L’amour conjugal fêté par Nonotte

Le 22 octobre 2020, par Philippe Dufour

De la peinture intimiste du siècle des Lumières à l’ébénisterie innovante du XXe siècle, les connaisseurs étaient comblés par des pièces bien sélectionnées.

Donatien Nonotte (1708-1785), Charles Joseph Chossat de Montessuy (1740-1806), officier au régiment lyonnais, et son épouse Marguerite Hubert de Saint-Didier (1749-?), huile sur toile signée et datée, cadre en bois doré et sculpté du XVIIIe siècle, 83 103,5 cm.
Adjugé : 24 200 

La situation n’était pas si courante à l’époque des mariages arrangés pour ne pas être soulignée : la joie de ce couple qui se retrouve, après une longue séparation due sans doute à la fonction du cher et tendre… Charles Joseph Chossat de Montessuy (1740-1806), officier au régiment lyonnais, et son épouse Marguerite Hubert de Saint-Didier (1749-?) expriment sans détour leur bonheur, sous le pinceau expert de Donatien Nonotte (voir l'article En famille avec Nonnotte de la Gazette n° 35, page 105). La scène (83 103,5 cm), fixée sur toile en 1769, n’omet aucun détail des retrouvailles réussies : les expressions spontanées de surprise, le chien fidèle sautant de joie, et même le portrait de leur bambin exposé à l’arrière-plan. Beaucoup de qualités – et de charme – qui venaient s’ajouter à un excellent historique, puisque le tableau est demeuré jusqu’à ce jour dans la descendance de l’artiste, en Alsace. L’œuvre ne pouvait donc qu’atteindre ces 24 200 €, déboursés par un amateur. Une autre peinture, du XIXe siècle cette fois, rencontrait – pour 5 687 € – les faveurs du public : une vue de L’Acropole d’Athènes brossée par Pierre Bonirote. Au rayon des arts décoratifs, un cabinet en trois parties, avec son piétement peint en crème et aux reliefs or, a attiré 4 598 € ; le bel objet (164,5 114,5 59 cm), provenant d’un château proche de Feldkirch, a vu le jour en Autriche, au XVIIIe siècle.
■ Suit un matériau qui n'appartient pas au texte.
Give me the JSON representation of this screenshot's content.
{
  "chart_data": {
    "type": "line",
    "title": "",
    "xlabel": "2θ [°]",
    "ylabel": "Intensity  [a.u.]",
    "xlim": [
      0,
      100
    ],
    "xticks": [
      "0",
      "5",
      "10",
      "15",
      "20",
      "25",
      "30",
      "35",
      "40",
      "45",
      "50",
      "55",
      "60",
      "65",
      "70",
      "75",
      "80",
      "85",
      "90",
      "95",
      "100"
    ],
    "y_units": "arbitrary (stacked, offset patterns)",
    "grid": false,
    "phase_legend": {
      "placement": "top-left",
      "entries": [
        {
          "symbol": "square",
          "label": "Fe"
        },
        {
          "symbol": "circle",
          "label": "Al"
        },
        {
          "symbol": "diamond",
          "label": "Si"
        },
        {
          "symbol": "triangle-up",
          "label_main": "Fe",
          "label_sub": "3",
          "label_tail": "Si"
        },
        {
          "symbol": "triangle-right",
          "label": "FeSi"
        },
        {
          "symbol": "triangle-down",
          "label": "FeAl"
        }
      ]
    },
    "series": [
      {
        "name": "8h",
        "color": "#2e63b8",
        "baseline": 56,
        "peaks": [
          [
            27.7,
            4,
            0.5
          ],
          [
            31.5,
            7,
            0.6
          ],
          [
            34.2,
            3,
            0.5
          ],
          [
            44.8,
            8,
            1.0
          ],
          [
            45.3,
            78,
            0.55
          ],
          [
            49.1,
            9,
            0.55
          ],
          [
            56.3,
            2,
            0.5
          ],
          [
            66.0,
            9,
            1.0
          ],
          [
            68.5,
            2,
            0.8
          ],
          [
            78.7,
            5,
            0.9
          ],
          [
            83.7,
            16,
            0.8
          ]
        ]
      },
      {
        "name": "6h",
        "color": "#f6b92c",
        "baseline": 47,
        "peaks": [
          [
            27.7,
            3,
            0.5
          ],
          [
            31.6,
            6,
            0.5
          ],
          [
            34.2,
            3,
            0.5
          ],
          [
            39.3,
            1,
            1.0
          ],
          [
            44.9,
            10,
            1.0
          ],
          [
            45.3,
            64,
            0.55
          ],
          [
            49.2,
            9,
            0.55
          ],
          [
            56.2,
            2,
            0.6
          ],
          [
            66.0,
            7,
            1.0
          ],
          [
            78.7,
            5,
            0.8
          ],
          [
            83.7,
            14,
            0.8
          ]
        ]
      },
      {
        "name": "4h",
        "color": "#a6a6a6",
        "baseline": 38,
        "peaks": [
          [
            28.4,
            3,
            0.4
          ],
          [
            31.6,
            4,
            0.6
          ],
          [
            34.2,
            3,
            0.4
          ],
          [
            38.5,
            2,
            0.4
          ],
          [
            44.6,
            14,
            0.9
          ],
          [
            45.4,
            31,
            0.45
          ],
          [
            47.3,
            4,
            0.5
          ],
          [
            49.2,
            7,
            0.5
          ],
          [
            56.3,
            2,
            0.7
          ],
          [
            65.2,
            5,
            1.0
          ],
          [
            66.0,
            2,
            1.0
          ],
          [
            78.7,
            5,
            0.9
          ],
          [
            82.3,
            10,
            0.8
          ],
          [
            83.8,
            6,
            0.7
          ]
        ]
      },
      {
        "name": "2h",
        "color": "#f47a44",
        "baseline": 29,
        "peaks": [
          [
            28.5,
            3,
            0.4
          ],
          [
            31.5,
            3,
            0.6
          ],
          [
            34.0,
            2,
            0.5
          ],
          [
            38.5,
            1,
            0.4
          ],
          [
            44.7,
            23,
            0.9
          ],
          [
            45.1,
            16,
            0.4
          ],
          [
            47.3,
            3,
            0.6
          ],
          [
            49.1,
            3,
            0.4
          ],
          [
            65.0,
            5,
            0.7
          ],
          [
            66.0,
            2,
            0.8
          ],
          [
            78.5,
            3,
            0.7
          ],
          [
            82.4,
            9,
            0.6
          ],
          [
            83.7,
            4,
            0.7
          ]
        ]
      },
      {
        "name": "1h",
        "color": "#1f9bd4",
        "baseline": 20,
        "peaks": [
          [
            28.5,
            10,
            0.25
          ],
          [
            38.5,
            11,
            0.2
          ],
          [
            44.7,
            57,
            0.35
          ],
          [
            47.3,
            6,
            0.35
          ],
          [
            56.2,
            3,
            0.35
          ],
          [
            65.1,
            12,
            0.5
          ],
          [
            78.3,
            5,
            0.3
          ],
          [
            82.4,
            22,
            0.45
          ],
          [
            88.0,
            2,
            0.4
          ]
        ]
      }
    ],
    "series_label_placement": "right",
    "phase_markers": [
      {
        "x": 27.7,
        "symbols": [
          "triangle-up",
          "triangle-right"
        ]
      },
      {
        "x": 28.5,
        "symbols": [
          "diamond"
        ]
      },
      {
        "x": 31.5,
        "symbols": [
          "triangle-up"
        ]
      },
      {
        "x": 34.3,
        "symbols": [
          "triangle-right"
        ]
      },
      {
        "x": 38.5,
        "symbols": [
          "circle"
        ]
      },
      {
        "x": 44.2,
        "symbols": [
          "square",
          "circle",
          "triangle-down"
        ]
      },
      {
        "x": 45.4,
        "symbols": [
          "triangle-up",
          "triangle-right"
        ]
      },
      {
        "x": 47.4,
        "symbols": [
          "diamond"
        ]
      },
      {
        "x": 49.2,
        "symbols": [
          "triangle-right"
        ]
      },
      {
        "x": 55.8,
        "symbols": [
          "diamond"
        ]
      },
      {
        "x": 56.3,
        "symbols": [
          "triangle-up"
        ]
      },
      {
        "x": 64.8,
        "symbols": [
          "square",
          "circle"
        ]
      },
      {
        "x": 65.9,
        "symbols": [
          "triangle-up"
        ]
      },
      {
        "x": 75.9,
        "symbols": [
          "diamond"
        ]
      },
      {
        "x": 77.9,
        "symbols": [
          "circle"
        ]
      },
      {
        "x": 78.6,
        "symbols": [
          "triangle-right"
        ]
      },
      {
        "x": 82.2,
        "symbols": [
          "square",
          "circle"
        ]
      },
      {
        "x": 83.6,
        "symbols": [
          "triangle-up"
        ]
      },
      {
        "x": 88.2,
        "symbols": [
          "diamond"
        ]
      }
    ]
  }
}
Mais c’est un ensemble dans le goût de Jacques Adnet, des années 1950-1960, qui en a surpris plus d’un par ses bons scores… En orme, métal et cuir sellier, il se signalait d’abord par un buffet bas à deux portes (6 957 €), suivi d’une desserte (3 509 €), d’une table de salle à manger (3 025 €) et d’une paire de fauteuils (1 512 €).